Organizations have attempted to set guidelines.11,12 The Sphere Project in 1997 was a collaborative effort to establish standards—albeit for humanitarian response—which advocated for humanitarian agencies to ensure qualified and competent responders who have undergone training and preparation prior to any emergency situation. 13 Leaders in the field of humanitarian response now advocate standardization in the training of humanitarian aid workers, and a formal certification program to ensure that all workers have a consistent basic skill set and understand how to be effective in their roles.14,15
Similarly, many nongovernmental organizations have recommended formal training for responders, but few programs exist in medical colleges or residency programs. 16 It is our view that academic global health programs should train students in self-reliance as a precondition for responsible engagement abroad.
Our Global Health Curriculum
We developed our clinical skills elective along traditional norms in global health education. Days were dedicated to maternal and child health, chronic and tropical diseases, and humanitarian response. Yet, part of our mandate was to teach skills that would reinforce self-sufficiency and well-being. From our WM experience, the lecture on infectious diarrhea included a discussion of water filters and field halogenation, reinforcing the important differences between protozoa, viruses, and bacteria in choosing water disinfection methods. We also incorporated traditional WM lectures on pack-loading, and methods to mitigate heat and cold stress. Orienteering using sun, compass, and GPS were also discussed.

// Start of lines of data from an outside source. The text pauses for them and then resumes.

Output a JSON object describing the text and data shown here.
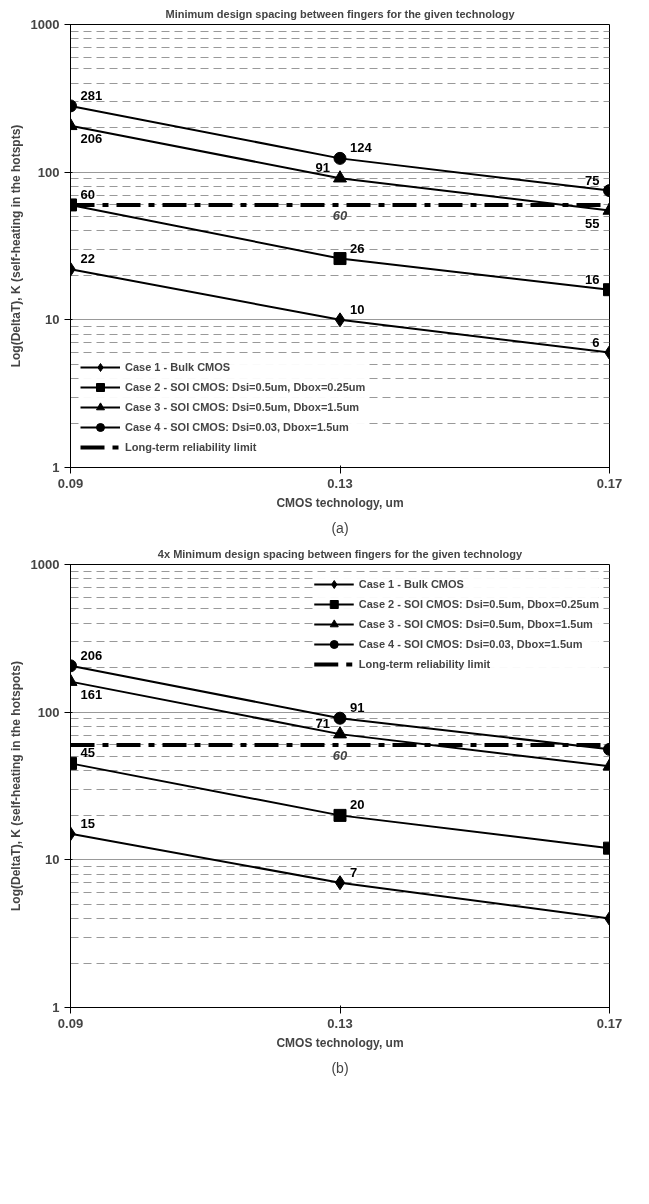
{
  "chart_data": [
    {
      "type": "line",
      "title": "Minimum design spacing between fingers for the given technology",
      "xlabel": "CMOS technology, um",
      "ylabel": "Log(DeltaT), K (self-heating in the hotspts)",
      "x": [
        0.09,
        0.13,
        0.17
      ],
      "xlim": [
        0.09,
        0.17
      ],
      "xticks": [
        0.09,
        0.13,
        0.17
      ],
      "ylim": [
        1,
        1000
      ],
      "yticks": [
        1,
        10,
        100,
        1000
      ],
      "log": true,
      "grid": "y",
      "legend": "bottom left",
      "data_labels": true,
      "series": [
        {
          "name": "Case 1 - Bulk CMOS",
          "color": "#000000",
          "marker": "diamond",
          "values": [
            22,
            10,
            6
          ]
        },
        {
          "name": "Case 2 - SOI CMOS: Dsi=0.5um, Dbox=0.25um",
          "color": "#000000",
          "marker": "square",
          "values": [
            60,
            26,
            16
          ]
        },
        {
          "name": "Case 3 - SOI CMOS: Dsi=0.5um, Dbox=1.5um",
          "color": "#000000",
          "marker": "triangle",
          "values": [
            206,
            91,
            55
          ]
        },
        {
          "name": "Case 4 - SOI CMOS: Dsi=0.03, Dbox=1.5um",
          "color": "#000000",
          "marker": "circle",
          "values": [
            281,
            124,
            75
          ]
        }
      ],
      "ref_lines": [
        {
          "axis": "y",
          "value": 60,
          "label": "Long-term reliability limit",
          "color": "#000000",
          "line_style": "dashdot"
        }
      ],
      "annotations": [
        {
          "text": "60",
          "x": 0.13,
          "y": 60
        },
        "(a)"
      ]
    },
    {
      "type": "line",
      "title": "4x Minimum design spacing between fingers for the given technology",
      "xlabel": "CMOS technology, um",
      "ylabel": "Log(DeltaT), K (self-heating in the hotspots)",
      "x": [
        0.09,
        0.13,
        0.17
      ],
      "xlim": [
        0.09,
        0.17
      ],
      "xticks": [
        0.09,
        0.13,
        0.17
      ],
      "ylim": [
        1,
        1000
      ],
      "yticks": [
        1,
        10,
        100,
        1000
      ],
      "log": true,
      "grid": "y",
      "legend": "top right",
      "series": [
        {
          "name": "Case 1 - Bulk CMOS",
          "color": "#000000",
          "marker": "diamond",
          "values": [
            15,
            7,
            4
          ],
          "value_labels": [
            "15",
            "7",
            null
          ]
        },
        {
          "name": "Case 2 - SOI CMOS: Dsi=0.5um, Dbox=0.25um",
          "color": "#000000",
          "marker": "square",
          "values": [
            45,
            20,
            12
          ],
          "value_labels": [
            "45",
            "20",
            null
          ]
        },
        {
          "name": "Case 3 - SOI CMOS: Dsi=0.5um, Dbox=1.5um",
          "color": "#000000",
          "marker": "triangle",
          "values": [
            161,
            71,
            43
          ],
          "value_labels": [
            "161",
            "71",
            null
          ]
        },
        {
          "name": "Case 4 - SOI CMOS: Dsi=0.03, Dbox=1.5um",
          "color": "#000000",
          "marker": "circle",
          "values": [
            206,
            91,
            56
          ],
          "value_labels": [
            "206",
            "91",
            null
          ]
        }
      ],
      "ref_lines": [
        {
          "axis": "y",
          "value": 60,
          "label": "Long-term reliability limit",
          "color": "#000000",
          "line_style": "dashdot"
        }
      ],
      "annotations": [
        {
          "text": "60",
          "x": 0.13,
          "y": 60
        },
        "(b)"
      ]
    }
  ]
}
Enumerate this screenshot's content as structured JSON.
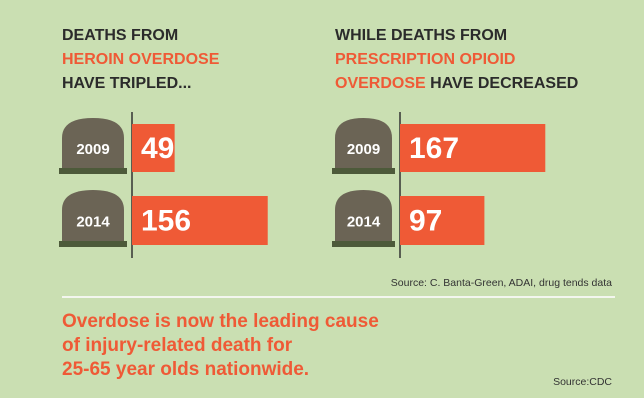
{
  "chart_data": [
    {
      "type": "bar",
      "orientation": "horizontal",
      "title": [
        [
          "DEATHS FROM"
        ],
        [
          "HEROIN OVERDOSE"
        ],
        [
          "HAVE TRIPLED..."
        ]
      ],
      "title_accent": [
        [
          false
        ],
        [
          true
        ],
        [
          false
        ]
      ],
      "categories": [
        "2009",
        "2014"
      ],
      "values": [
        49,
        156
      ],
      "color": "#ef5a36"
    },
    {
      "type": "bar",
      "orientation": "horizontal",
      "title": [
        [
          "WHILE DEATHS FROM"
        ],
        [
          "PRESCRIPTION OPIOID"
        ],
        [
          "OVERDOSE",
          " HAVE DECREASED"
        ]
      ],
      "title_accent": [
        [
          false
        ],
        [
          true
        ],
        [
          true,
          false
        ]
      ],
      "categories": [
        "2009",
        "2014"
      ],
      "values": [
        167,
        97
      ],
      "color": "#ef5a36"
    }
  ],
  "source": "Source: C. Banta-Green, ADAI,  drug tends data",
  "footer": {
    "message": [
      "Overdose is now the leading cause",
      "of injury-related death for",
      "25-65 year olds nationwide."
    ],
    "source": "Source:CDC"
  }
}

We have included an outline of our clinical skills elective, and highlight its WM components. Roughly 15% of our course content overlapped with the WM curriculum (see the Table). Many of the topics' teaching points changed as they were transitioned from the WM curriculum to the global health elective. For example, the topic of medicinal botanicals is less geared to in-the-field identification and more toward understanding the pharmacologic principles of naturopathic medicines that students may encounter in their practice settings.
Weill Cornell Medical College: clinical skills for resource-poor environments (40 hours)
Conclusions
The growing presence of global health programs in medical schools is changing the scope and practice of medical education in the United States. 17 The growth of WM in the past few decades as an academic discipline reveals a body of knowledge well poised to augment global health education. By incorporating its most applicable lessons, medical educators can better prepare their students going abroad. Clearly, data need to be collected to substantiate that such an investment in knowledge and skills will have a positive impact on global health participants. We should also pool data to better understand the risks for students traveling abroad.
We advocate for such a strategy as a way to mitigate risk and liability as well as to increase the potential of students to contribute as care providers, thereby sitting higher up on the learning curve of global health education.